Bocki Old Jewish Cemetery

Cemetery Information

Podlaskie Voivodeship
Bielsk Podlaski
Site address
The old cemetery is located in the eastern part of the village, near today's Załońska Street and the parish church, next to two apartment blocks. Locals also call the area “behind the church” which is now surrounded by houses. Cadastral parcels no. 200304_2.0002.1287/1, 200304_2.0002.1287/3, 200304_2.0002.1287/4
GPS coordinates
52.652072, 23.049619
Perimeter length
349 metres
Is the cemetery demolished
Type and height of existing fence
It is only partly fenced by an old low concrete wall and a higher concrete wall belonging to private property. The old wall is about 1m high, the higher wall has a height of about 1.7-1.8m.
Preservation condition
Unfenced Jewish cemetery
General site condition
It is an unfenced Jewish cemetery that has been largely built over. There is a mound between two apartment blocks where one tombstone is preserved. The area is partly fenced by an old concrete wall (original fence of the former cemetery) and a higher wall belonging to private property. The north-eastern border is overgrown and delineated by a distinct earthen embankment.
Number of existing gravestones
There is one overturned matzevah that had survived, with a visible hebrew inscription on it, although it is barely legible. It is likely not in its original place.
Date of oldest tombstone
Date of newest tombstone
Urgency of erecting a fence
Land ownership
Preserved construction on site
Drone surveys

Historical overview

The first Jewish cemetery in Boćki was likely established in the first half of the 17th century, approximately 400 metres northeast of the centre. It was located near the church complex and the monastery of the reformers, which was built after 1730. In the 1930s, the cemetery area was fenced with a low, concrete wall. After World War II, the cemetery was abandoned. In the 1960s and the 1970s, two apartment blocks were built over the area. Only a small part in the north of the cemetery has been preserved. It is covered with grass, bushes, and trees. There is a granite matzevah (from 1848) and a few fragments of other tombstones. The concrete fence (from the east and north) has also been partially preserved. Some matzevot from the cemetery (made of granite boulders with several inscriptions from 1801/1802 to 1874) were taken from the cemetery in the 1960s and the 1970s and used to build a brick fence for the Christian cemetery.

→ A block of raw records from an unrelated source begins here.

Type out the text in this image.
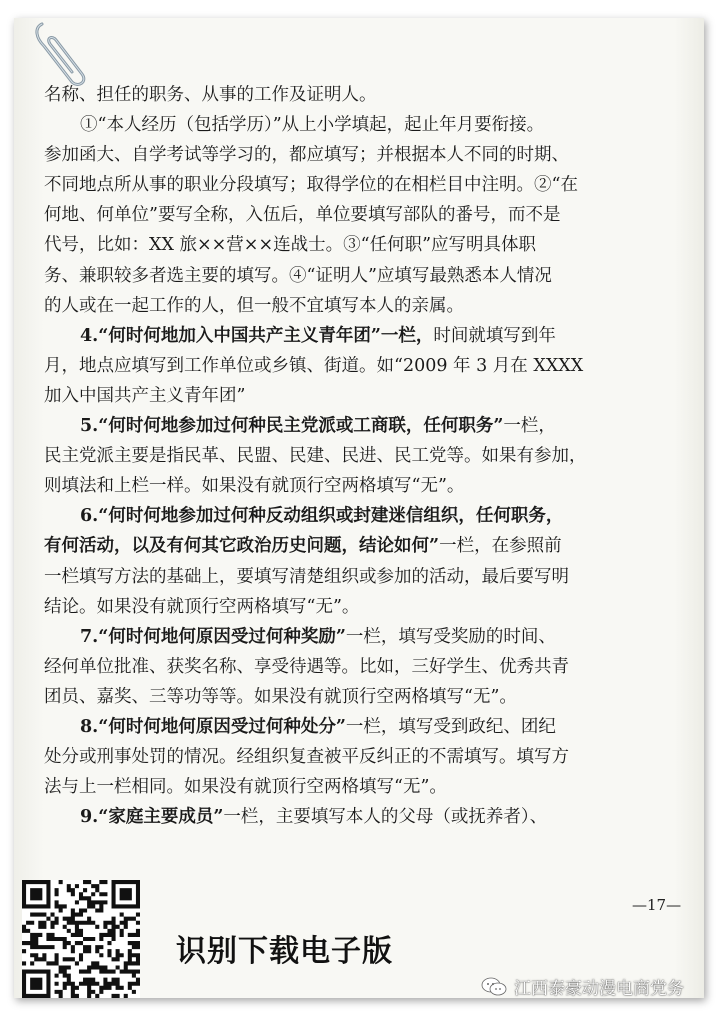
名称、担任的职务、从事的工作及证明人。
①“本人经历（包括学历）”从上小学填起，起止年月要衔接。
参加函大、自学考试等学习的，都应填写；并根据本人不同的时期、
不同地点所从事的职业分段填写；取得学位的在相栏目中注明。②“在
何地、何单位”要写全称，入伍后，单位要填写部队的番号，而不是
代号，比如：XX 旅××营××连战士。③“任何职”应写明具体职
务、兼职较多者选主要的填写。④“证明人”应填写最熟悉本人情况
的人或在一起工作的人，但一般不宜填写本人的亲属。
4.“何时何地加入中国共产主义青年团”一栏，时间就填写到年
月，地点应填写到工作单位或乡镇、街道。如“2009 年 3 月在 XXXX
加入中国共产主义青年团”
5.“何时何地参加过何种民主党派或工商联，任何职务”一栏，
民主党派主要是指民革、民盟、民建、民进、民工党等。如果有参加，
则填法和上栏一样。如果没有就顶行空两格填写“无”。
6.“何时何地参加过何种反动组织或封建迷信组织，任何职务，
有何活动，以及有何其它政治历史问题，结论如何”一栏，在参照前
一栏填写方法的基础上，要填写清楚组织或参加的活动，最后要写明
结论。如果没有就顶行空两格填写“无”。
7.“何时何地何原因受过何种奖励”一栏，填写受奖励的时间、
经何单位批准、获奖名称、享受待遇等。比如，三好学生、优秀共青
团员、嘉奖、三等功等等。如果没有就顶行空两格填写“无”。
8.“何时何地何原因受过何种处分”一栏，填写受到政纪、团纪
处分或刑事处罚的情况。经组织复查被平反纠正的不需填写。填写方
法与上一栏相同。如果没有就顶行空两格填写“无”。
9.“家庭主要成员”一栏，主要填写本人的父母（或抚养者）、
—17—
识别下载电子版
江西泰豪动漫电商党务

The first mentions of the village of Boćki date to the end of the 15th century. Boćki was granted town rights around 1513 and was founded as a private town. During the wars of the mid-17th century, it was destroyed by the Russian army. It was destroyed again in 1769. The town was rebuilt at the beginning of the 18th century. At the end of the 18th century, there were over 1,500 inhabitants in Boćki, over 40% of whom were Jews. The town was destroyed during World War I and World War II. In 1934, its town rights were lost. Before the outbreak of World War II, there were approximately 2,500 people in the town, 30% of whom were Jews.

In 1568, Jews received a permit from the Sapieha family to settle in Boćki. Following the invasion of Russian troops in 1660, the Jewish community suffered, and it did not recover until about 50 years later. At the end of the 18th century, 666 Jews lived in Boćki, and 1,262 in 1878 (66% of the population) and about 800 in 1939. During World War II, Boćki was occupied by the Soviet army, and in June 1941, by Germany. In the fall of 1941, a ghetto was established in the town. In October, the Jews were gradually deported to the extermination camp in Treblinka.